1. Rankin, Sally H. PhD, RN, FAAN, Guest Editor

Article Content

Cost-effective and innovative interventions to reduce morbidity following cardiac events become increasingly important as the North American population ages and healthcare resources become more strained. Low technology interventions such as the provision of peer support to vulnerable cardiac patients may be a promising strategy to decrease depression and anxiety following cardiac events in certain populations. Other interventions that require more technology but also utilize peer support, and at times professional support, include electronic health (eHealth) technology. This issue addresses various strategies to improve the health of cardiac patients, especially older patients. Intervention research is presented (n = 3) and thoughtful literature reviews (n = 2) address the clinical implications and challenges of applying newer technology to cardiac recovery.


Riegel et al and Winder and colleagues present pioneering interventions to decrease morbidity in chronic heart failure patients and groups recovering from myocardial infarction (MI) and coronary artery bypass graft (CABG). Riegel and Carlson's carefully planned intervention utilized trained heart failure mentors to support patients who had recently been hospitalized with heart failure. Winder, Hiltunen, Sethares, and Butzlaff describe a similar intervention for MI and CABG patients and portray the process of peer advisor/patient collaboration through the analysis of contacts between the advanced practice nurse (APN) and the peer advisor. Peer advisors were trained and supported by APNs in the Mending Hearts study in a similar fashion to Riegel's study. Riegel's findings demonstrated that the intervention had no effect on perceived social support or self-care and that heart failure readmission rate was 89% higher in the treatment group. Although these results are disappointing they may be understood within the context of heart failure and the ongoing needs related to exacerbations as well as the authors' conjecture that the intervention might have increased patient dependence. Although Winder does not present outcomes for the MI and CABG intervention as they were unavailable when the manuscript was prepared, very recent preliminary examination of the unpartnered subjects (n = 181) in this study has revealed that the patients who had access to a peer advisor were significantly less depressed and anxious at the end of the 3-month intervention, reported less pain, and were more likely to be walking for exercise than were patients in the control group. Although not significant, patients in the experimental group also had higher scores on measures of social support than did the control group patients.


Kim and her coauthors' study utilized a similar approach; however, their focus was on health promotion and prevention of cardiovascular disease in groups of Latina women who were exposed to an intervention that utilized Latina lay health advisors. Using a health promotion questionnaire that was analyzed by paired t-tests, Kim and colleagues were able to demonstrate change at the end of the intervention in the areas of nutrition, physical activity, and smoke-free behavior. Themes that emerged from qualitative data demonstrated the importance of including lifestyle changes that could be incorporated into the daily lives of these women and that also did not devalue the cultural and family values of Latina women. This study is especially important because it employs the concept of peer support in a culturally diverse group that has a high prevalence of cardiovascular disease.

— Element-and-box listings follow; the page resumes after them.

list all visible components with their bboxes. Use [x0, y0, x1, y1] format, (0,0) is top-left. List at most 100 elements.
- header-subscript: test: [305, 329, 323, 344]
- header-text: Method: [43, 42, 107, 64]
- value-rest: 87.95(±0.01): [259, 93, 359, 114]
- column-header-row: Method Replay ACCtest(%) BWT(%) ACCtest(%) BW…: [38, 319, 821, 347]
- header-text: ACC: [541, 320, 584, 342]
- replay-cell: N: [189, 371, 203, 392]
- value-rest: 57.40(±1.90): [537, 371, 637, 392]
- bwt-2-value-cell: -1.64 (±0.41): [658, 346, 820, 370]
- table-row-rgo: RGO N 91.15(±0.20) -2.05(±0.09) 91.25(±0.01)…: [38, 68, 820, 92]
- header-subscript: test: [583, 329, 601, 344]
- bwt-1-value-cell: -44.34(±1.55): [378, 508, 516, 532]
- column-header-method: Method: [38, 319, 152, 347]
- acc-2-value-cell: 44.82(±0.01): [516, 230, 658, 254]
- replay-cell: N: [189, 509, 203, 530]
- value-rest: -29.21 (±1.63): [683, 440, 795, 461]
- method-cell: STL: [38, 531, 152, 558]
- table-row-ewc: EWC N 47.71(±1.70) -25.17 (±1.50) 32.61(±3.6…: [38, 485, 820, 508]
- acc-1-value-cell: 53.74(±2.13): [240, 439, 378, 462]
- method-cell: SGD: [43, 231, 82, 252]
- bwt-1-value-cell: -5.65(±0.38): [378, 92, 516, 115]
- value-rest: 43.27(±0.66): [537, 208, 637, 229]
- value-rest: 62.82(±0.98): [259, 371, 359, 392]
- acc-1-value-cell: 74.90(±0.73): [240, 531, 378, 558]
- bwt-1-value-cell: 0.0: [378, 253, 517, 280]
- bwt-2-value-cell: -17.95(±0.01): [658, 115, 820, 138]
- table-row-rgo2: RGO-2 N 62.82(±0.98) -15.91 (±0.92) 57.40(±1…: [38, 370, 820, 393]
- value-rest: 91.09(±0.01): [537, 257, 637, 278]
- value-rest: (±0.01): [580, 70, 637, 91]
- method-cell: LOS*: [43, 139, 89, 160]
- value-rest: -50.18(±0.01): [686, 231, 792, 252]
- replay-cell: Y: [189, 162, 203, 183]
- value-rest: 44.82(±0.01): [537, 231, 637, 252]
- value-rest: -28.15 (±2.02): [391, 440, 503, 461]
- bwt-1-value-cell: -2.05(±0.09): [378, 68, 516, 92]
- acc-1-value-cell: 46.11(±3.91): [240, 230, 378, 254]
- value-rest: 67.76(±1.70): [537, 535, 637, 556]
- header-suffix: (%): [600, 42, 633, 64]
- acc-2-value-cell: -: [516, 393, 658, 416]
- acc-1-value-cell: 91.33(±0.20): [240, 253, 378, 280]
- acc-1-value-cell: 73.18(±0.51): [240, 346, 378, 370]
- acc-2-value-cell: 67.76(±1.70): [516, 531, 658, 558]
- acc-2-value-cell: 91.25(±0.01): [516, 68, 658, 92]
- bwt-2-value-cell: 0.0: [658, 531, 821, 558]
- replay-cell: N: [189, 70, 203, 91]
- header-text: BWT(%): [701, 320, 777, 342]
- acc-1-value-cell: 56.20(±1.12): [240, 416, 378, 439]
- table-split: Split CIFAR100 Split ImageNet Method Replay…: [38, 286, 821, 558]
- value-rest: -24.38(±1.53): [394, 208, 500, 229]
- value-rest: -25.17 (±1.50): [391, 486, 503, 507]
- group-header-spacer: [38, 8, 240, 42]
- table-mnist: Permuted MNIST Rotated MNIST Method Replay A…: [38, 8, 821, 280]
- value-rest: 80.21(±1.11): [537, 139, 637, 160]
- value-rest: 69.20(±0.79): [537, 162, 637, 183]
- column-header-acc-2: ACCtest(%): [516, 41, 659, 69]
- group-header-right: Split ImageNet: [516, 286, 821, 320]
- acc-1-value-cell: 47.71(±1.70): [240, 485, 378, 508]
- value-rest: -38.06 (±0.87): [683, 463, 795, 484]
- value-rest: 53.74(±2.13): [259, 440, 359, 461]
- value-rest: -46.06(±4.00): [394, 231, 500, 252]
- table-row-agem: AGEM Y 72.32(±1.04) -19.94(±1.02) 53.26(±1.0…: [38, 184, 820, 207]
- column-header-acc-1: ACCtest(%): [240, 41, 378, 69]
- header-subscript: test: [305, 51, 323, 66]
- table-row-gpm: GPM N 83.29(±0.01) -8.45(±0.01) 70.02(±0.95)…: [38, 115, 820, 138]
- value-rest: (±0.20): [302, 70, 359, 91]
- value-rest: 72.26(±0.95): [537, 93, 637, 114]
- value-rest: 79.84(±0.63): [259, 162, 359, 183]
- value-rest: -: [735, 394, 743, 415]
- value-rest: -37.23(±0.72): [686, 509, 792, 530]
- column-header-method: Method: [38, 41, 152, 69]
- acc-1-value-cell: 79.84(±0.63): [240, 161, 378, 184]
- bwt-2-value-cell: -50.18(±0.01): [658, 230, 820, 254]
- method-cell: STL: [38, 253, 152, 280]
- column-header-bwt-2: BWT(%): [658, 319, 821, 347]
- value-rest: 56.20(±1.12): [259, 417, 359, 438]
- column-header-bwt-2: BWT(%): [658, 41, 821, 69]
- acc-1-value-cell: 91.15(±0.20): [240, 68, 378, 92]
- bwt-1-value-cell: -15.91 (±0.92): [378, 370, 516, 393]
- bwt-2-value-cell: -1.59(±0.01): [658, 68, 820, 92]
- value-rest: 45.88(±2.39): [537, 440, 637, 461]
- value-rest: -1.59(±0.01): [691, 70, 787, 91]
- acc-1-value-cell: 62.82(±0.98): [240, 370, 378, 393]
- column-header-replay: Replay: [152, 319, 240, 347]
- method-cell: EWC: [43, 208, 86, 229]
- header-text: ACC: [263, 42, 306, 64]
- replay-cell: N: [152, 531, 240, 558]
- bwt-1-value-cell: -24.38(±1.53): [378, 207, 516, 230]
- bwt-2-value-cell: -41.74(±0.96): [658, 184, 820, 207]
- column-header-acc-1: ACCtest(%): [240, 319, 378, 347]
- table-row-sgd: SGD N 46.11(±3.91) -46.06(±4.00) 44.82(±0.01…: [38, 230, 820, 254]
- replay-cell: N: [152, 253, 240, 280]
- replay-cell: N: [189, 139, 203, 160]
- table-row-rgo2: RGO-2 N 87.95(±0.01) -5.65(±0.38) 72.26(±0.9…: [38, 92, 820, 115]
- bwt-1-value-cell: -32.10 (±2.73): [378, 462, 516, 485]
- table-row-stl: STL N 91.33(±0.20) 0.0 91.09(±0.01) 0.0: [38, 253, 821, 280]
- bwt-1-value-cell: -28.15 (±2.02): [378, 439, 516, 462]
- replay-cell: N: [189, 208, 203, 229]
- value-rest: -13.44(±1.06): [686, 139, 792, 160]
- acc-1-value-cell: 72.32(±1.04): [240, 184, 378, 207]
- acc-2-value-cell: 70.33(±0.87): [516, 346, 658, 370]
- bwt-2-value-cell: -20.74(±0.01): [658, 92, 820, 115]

The 2 manuscripts on eHealth technology and its promise for cardiovascular patient populations provide insight into the burgeoning growth of eHealth and its applicability for cardiac patients. Nguyen and colleagues' comprehensive literature review of 3 types of programs provided on-line suggest that although the research findings are limited and inconclusive regarding the efficacy of such programs, they may provide creative strategies for closing the gap experienced by many patients as they interface with the health care system. Although Nguyen points out many of the problems mitigating against successful use of eHealth technology, Cashen extends the discussion by carefully enumerating the issues faced by vulnerable populations who may benefit the most from such strategies. These issues included health literacy, cultural and language differences, lack of access to technology, and limited education. Cashen and her coauthors describe methods of overcoming some of the barriers to eHealth technology in their review of innovative community-based programs but caution readers that underlying factors such as social isolation, discrimination, poor physical health, and depression may make widespread use of eHealth interventions difficult.


Cardiovascular nursing has launched exciting and novel interventions to improve the health of some of the most vulnerable patients-those who are elderly, unpartnered, and isolated. Although interventions using peer support to promote cardiovascular health and improve cardiac outcomes are relatively recent research approaches, the interventions presented in this issue offer innovative direction for future cardiovascular nursing research. Likewise, the comprehensive reviews by Nguyen and Cashen suggest the perils and promise of eHealth interventions for clinicians who are trying to pilot new approaches to improving cardiovascular health.